If I am going to leave my job, I have to spend less.  Some people live in their car or under a bridge.  I’d rather consider a much cheaper country.  Let’s face it, the US is not cheap.  I realize you get what you pay for – but maybe there are some non-homeless, less standard options to control the cost of day to day living.  In all the articles on living outside the US in retirement to control costs, I haven’t yet seen Slovakia highlighted.  I’m an optimist.  It’s just an oversight.

As an American, I don’t understand what living in a cheap country looks like.  I don’t look at the Christmas lights downtown and think “Wow, wonder what those cost”.  I like the lights.  I kinda feel entitled to the lights.  Honestly, I have no idea what austerity looks like.  In the 70s it was buying those “no name” brand super market products.  A white can with big black letters which said “green beans” was my idea of austerity.

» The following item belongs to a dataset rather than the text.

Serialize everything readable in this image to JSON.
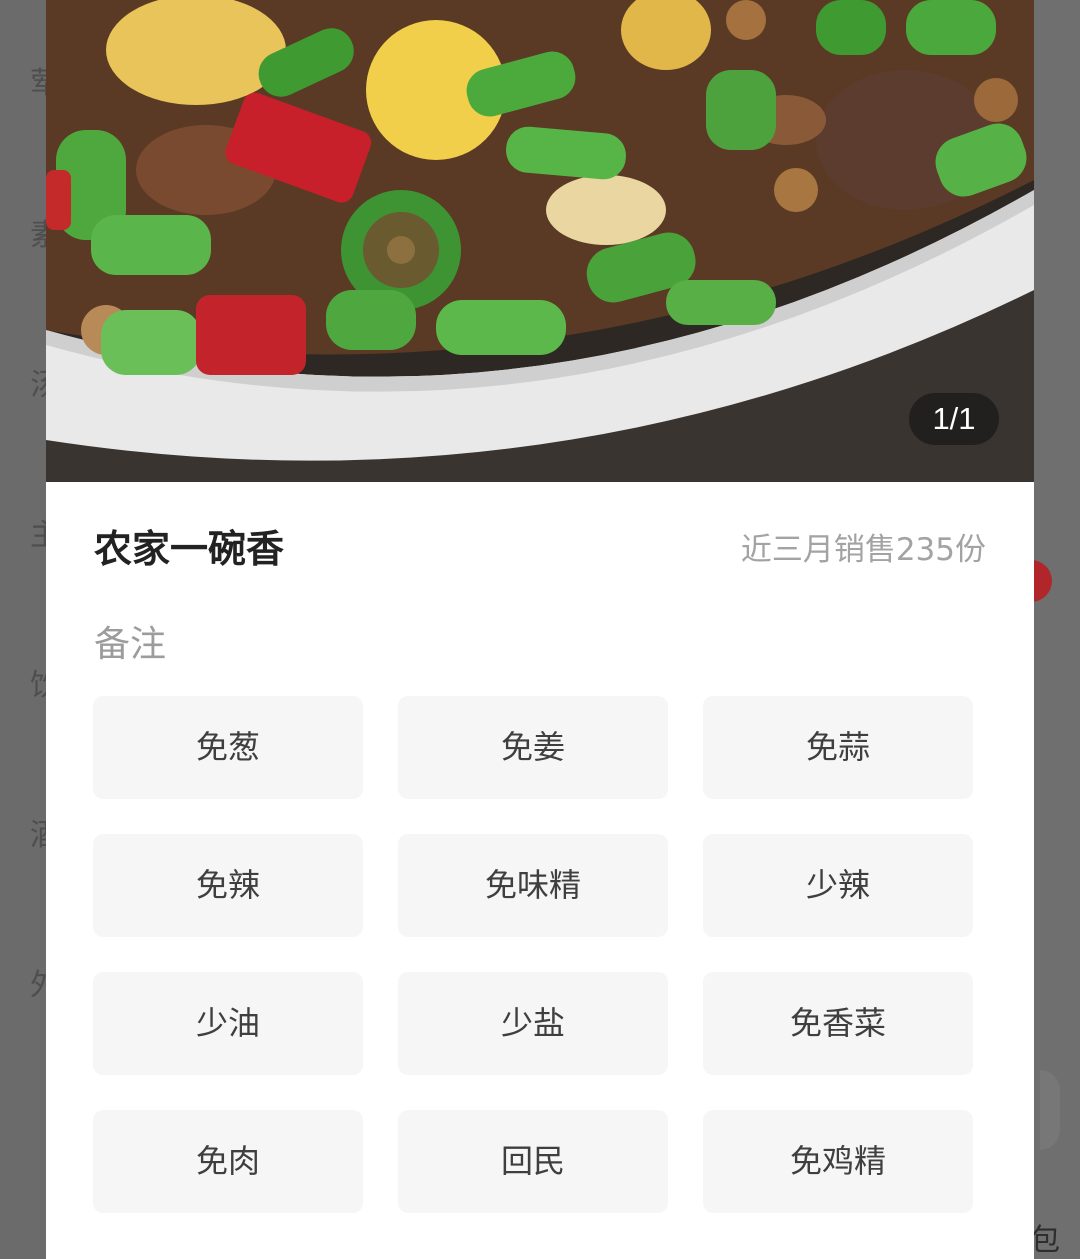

Austerity is more of an every day reality in Slovakia.  In a country where the average person makes about 1000 dollars per month, austerity is potholes, graffiti, a dead dog on the highway. I’m not sure I can give the services up which keep my life quite so pristine.  I’m also not sure I can afford them for the next several years.

Living in Bratislava is a good test.  It’s also a humbling reminder of how easy we American’s have it.  But so far, so good.  Austerity does not imply a lack of good people, interesting architecture, fine arts and great wine and food.   We have friends, opera, and 4 dollar pizza with a dollar beer.

It’s only been a bit more than 3 months since we moved here.  Time will tell.  As of right now, I think living in a cheap country, for a medium or long term, is an option.  And for the moment, I’m just figuring out my options.